Even though Chuy was now a full-visioned person, he never stopped identifying with those who had no sight. He continued to run a radio show with the local association of the blind, attended their meetings and helped support their sale of crafts from his little store. Chuy radiated the solidarity and love of others that is deeply part of the Venezuelan character.

Early on Sunday afternoon, I walked alongside Chuy for the last time through the streets of Palo Verde that he and I had filled with song so many times. Along his coffin as well walked our kids from Conuco Colibri, and the whole village of Palo Verde. Chuy was beloved, and everyone had their own story.

We walked slowly, and sang the old familiar songs. No one wanted to hurry. No one wanted that street to be emptied of Chuy’s cheerful presence.

As the funeral procession approached the lush spring that marks the end of our village, Chuy’s coffin was loaded on a car for the remaining ride to the Sanare cemetary. Everyone - young and old, hopped on flatbed trucks, on top of jeeps and pick ups, squeezing in for the ride to his burial.

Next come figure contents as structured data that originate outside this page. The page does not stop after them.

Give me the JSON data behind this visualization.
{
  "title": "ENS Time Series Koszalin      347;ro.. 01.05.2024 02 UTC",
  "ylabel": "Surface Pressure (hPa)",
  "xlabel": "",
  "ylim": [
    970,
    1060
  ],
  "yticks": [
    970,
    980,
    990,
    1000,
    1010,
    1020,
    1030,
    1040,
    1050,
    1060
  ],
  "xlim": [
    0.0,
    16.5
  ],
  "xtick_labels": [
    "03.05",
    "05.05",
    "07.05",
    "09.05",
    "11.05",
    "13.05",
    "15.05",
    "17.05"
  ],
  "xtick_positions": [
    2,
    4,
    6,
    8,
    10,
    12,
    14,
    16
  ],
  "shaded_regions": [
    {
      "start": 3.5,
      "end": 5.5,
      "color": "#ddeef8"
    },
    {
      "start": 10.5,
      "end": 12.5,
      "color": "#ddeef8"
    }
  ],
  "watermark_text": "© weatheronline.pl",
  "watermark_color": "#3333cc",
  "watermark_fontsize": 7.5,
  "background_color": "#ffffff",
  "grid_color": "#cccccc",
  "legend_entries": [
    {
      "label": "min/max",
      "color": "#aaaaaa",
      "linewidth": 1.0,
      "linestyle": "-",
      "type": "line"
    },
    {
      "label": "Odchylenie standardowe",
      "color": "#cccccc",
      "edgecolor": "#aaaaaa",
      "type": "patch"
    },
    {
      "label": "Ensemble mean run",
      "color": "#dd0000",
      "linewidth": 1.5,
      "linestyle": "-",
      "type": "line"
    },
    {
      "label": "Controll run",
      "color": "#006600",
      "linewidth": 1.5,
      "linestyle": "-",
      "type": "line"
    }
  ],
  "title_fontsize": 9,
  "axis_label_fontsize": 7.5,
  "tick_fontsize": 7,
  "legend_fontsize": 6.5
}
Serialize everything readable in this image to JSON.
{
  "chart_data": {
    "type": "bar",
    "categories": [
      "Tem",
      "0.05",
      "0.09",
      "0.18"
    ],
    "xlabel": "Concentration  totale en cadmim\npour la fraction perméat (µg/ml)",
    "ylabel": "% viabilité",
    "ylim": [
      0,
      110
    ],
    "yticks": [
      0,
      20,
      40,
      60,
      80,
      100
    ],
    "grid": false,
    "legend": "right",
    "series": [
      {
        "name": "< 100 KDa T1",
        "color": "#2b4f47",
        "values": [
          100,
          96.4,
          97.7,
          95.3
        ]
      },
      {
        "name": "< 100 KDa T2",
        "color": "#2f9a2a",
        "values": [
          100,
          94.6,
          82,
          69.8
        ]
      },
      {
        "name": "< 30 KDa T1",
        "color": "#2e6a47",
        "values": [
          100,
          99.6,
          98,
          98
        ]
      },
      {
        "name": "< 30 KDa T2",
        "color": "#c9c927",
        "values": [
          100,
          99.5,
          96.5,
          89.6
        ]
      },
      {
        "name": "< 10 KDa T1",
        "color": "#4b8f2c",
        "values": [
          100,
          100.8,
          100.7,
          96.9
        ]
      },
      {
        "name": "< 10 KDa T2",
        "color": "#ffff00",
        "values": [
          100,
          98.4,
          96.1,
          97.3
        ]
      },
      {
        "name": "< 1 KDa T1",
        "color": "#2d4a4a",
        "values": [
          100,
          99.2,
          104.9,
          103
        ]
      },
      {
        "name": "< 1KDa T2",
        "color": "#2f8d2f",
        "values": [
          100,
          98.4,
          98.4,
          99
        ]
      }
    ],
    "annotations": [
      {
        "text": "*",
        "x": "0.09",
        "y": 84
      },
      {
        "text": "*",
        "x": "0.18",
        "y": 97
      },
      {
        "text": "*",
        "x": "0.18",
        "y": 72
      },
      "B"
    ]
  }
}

Only my partner Ledys and I turned around, and headed back to our little farm, at the far other end of the village. We walked slowly, remembering Chuy. We missed him so much, already.

In that backwards walk I felt the backwards tide of my adopted nation. Chuy’s sight had been restored by the concrete achievements in Venezuela over the past decade and a half. But now Chuy’s eyes had been closed forever as those achievements slip away. 

Our backwards journey as a nation meant that Chuy had been unable to find his medications regularly over the past two years due to massive scarcity of even the most basic medications. He had been unable to follow the most basic diet for a diabetic in that same time frame. 

My heart aches for Chuy. My heart aches for the dreams we held so close. My heart aches for what is to come.

While some raise molotov cocktails ,guns and shields to try to defend or challenge this stark status quo, I’ll continue to raise up my weapons of choice in this necessary battle to forge a new Venezuela. A hoe. A shovel. And a cuatro.